The Most Frequent Customer Question

"How much training data do I need?" – we hear this question in virtually every project. The answer is inherently complex, but after more than 200 completed projects we can provide reliable recommendations.

Ground Rule: Quality Over Quantity

More data only helps if it represents the real variance of your production. 500 samples from a single shift with identical machine parameters are worth less than 200 samples distributed across different batches, shifts and temperature profiles.

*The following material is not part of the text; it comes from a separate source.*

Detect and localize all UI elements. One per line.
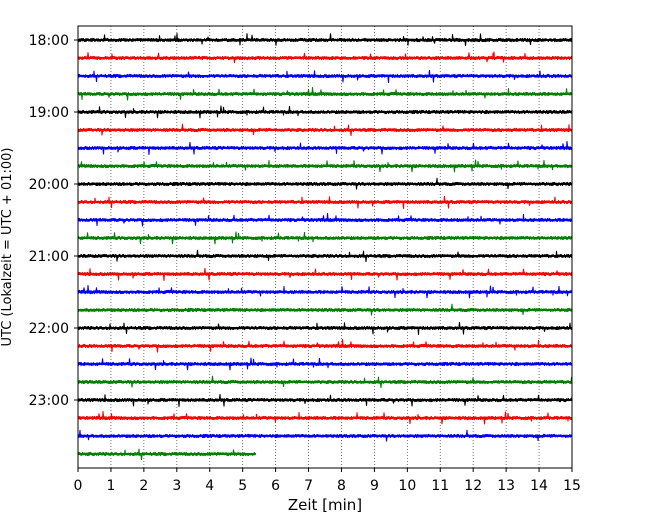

Recommended Minimum Quantities

  • OK samples: At least 200, ideally 500+, distributed across at least 3 production lots
  • NOK samples: At least 30 per defect class, ideally 50+, with representative severity distribution
  • Borderline cases: 10–20 samples in the gray zone between OK and NOK significantly improve selectivity

Data Collection Across Multiple Shifts

Manufacturing processes are subject to systematic variations: tool wear, temperature drift, batch differences in raw material. A robust classifier must understand this variance. Our recommendation:

  • Collect data over at least 5 production days
  • Include early, late and night shifts
  • Document material batch changes and capture as metadata
  • Account for seasonal effects (temperature, humidity)

Labeling Strategy

Label quality is at least as important as data volume. Implement a four-eyes principle: two independent inspectors evaluate each specimen. In case of discrepancies, a third expert decides. This costs more time initially but prevents systematic errors in the model.

Conclusion

Good training data is the foundation for reliable acoustic classifiers. Invest time in a thoughtful collection strategy – the return comes quickly through lower pseudo-scrap rates and higher detection reliability in series testing.